Colonial Twilight, septième volume de la série COIN (pour COunter-INsurgency) conçu par Brian Train, nous raconte l’histoire douloureuse de la guerre franco-algérienne (1954-1962). Peu étudiée dans les programmes scolaires français jusqu’à des changements récents, la guerre d’indépendance algérienne a pourtant marqué les mémoires d’un grand nombre d’Algériens et de Français, par les crimes perpétrés par l’État français – rappelons que la torture était une pratique courante dans les deux camps – , les attentats meurtriers du FLN, le déplacement forcé de plusieurs millions de citoyens algériens et français ou encore les atrocités commises par l’OAS.

Le thème modélisé par Colonial Twilight est, comme pour tous les jeux d’histoire, sérieux et important et, en fonction de notre rapport à la guerre d’Algérie, il pourra s’avérer trop sensible pour certains joueurs ; pour d’autres – cela a été mon cas mais je n’en fais pas une généralité – Colonial Twilight sera l’occasion de s’approprier autrement une partie de l’histoire et d’en avoir une compréhension plus approfondie.

Le jeu se déroule à l’échelle stratégique et il s’agit du premier COIN publié pour deux joueurs. Un mode solitaire permet également de jouer le Gouvernement français contre le Front de Libération Nationale géré à l’aide d’un diagramme de flux. Une partie peut prendre fin de deux façons : ou bien une faction satisfait sa condition de victoire lorsqu’une carte Propagande est révélée, ou bien la dernière Propagande est révélée sans qu’un joueur remplisse sa condition de victoire. On regarde alors la faction la plus proche de sa condition et on détermine le gagnant.

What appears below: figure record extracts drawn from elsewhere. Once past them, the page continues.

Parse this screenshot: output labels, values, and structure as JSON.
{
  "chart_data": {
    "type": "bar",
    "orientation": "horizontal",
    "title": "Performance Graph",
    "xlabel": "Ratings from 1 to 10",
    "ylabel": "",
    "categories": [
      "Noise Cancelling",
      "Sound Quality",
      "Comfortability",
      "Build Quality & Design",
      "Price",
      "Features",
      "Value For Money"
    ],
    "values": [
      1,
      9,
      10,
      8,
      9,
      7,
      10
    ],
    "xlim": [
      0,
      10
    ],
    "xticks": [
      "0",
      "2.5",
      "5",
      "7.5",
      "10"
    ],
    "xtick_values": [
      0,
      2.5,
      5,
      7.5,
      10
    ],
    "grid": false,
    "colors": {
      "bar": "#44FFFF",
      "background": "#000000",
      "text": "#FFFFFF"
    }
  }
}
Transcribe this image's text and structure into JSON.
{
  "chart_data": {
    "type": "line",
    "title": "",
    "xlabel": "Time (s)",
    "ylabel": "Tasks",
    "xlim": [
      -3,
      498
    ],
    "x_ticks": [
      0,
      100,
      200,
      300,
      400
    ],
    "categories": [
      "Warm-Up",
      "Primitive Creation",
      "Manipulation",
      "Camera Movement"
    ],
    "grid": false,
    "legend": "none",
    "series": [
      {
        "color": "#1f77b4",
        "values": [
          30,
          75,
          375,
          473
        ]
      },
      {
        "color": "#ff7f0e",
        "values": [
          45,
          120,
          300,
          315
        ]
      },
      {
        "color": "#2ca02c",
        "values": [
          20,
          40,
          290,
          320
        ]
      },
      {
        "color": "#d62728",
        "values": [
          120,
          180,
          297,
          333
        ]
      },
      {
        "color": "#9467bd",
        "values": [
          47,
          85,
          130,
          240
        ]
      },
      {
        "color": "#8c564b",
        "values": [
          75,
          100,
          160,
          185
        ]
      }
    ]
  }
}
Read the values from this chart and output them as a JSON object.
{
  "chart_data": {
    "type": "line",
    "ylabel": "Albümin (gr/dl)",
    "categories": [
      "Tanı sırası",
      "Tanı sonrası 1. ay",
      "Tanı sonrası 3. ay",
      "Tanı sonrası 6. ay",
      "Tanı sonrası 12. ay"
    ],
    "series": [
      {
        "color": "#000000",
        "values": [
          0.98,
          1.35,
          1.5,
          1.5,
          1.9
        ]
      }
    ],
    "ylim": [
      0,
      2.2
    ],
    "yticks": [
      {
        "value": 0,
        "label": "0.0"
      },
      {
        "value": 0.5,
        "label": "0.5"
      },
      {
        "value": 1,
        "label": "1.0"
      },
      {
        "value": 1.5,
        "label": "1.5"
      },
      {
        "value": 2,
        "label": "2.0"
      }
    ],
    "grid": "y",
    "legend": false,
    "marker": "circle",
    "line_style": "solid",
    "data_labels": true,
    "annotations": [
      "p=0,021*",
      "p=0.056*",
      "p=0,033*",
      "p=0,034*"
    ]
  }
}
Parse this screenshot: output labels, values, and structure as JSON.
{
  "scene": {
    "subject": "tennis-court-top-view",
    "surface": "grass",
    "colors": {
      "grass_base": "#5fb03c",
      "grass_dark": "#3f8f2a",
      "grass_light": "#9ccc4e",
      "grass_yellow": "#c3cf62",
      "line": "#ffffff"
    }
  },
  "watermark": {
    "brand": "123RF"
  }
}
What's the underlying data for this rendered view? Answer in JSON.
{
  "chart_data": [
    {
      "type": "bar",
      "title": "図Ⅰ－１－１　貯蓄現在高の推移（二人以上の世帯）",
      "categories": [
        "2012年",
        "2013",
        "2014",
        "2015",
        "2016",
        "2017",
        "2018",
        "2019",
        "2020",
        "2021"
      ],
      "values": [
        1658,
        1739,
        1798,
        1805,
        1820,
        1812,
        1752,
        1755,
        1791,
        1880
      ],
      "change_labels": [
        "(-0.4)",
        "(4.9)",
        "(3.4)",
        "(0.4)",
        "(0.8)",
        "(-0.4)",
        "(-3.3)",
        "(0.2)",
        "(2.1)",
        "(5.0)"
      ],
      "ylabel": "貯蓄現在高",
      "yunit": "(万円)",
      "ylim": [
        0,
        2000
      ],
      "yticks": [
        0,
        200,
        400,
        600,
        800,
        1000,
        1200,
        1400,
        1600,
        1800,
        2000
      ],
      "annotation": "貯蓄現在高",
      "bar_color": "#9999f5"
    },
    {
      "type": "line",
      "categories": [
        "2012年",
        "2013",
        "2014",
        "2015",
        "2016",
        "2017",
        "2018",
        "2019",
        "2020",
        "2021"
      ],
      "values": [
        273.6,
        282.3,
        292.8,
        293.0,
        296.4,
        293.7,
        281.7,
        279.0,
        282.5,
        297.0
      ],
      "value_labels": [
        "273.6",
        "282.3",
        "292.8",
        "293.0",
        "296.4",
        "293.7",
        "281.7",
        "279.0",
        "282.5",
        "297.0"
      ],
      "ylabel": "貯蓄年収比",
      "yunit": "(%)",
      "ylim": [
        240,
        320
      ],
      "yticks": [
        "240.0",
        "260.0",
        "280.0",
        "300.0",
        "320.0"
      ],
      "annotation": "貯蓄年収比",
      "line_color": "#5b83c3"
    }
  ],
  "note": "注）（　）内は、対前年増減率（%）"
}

Les conditions de victoire étant asymétriques, le Gouvernement cherchera à accroître le Support (soutien) des différents secteurs et villes d’Algérie et à augmenter le Commitment (Engagement) de l’État et de la population française dans la guerre. Le FLN tentera de répandre l’Opposition et de construire des bases en Algérie, au Maroc et en Tunisie.

 

Le matériel de jeu (photo de Scott Mansfield)

 

Posons le cadre historico-ludique

Le thème de ce jeu est sensible, en particulier pour celles et ceux parmi nos lecteurs français et algériens qui, par des liens familiaux ou par expérience directe, ont dû endurer les conséquences de cette guerre. Je ne chercherai évidemment pas ici à statuer sur la faute de tel ou tel individu ayant pris part à ces événements pour le compte de telle ou telle faction, mais simplement à livrer une recension sur un jeu d’histoire.

Mais il n’est pas question de nier pour autant ni les atrocités des crimes de guerre commis par l’État français, des attentats terroristes perpétrées par le Front de Libération Nationale et par l’Organisation de l’Armée Secrète ni la réalité de l’histoire coloniale française en ce qu’elle contrevient au droit à l’autodétermination des peuples inscrit dans la Charte des Nations Unies de 1945 et reconnu par le droit humanitaire international depuis la fin de la Première guerre mondiale.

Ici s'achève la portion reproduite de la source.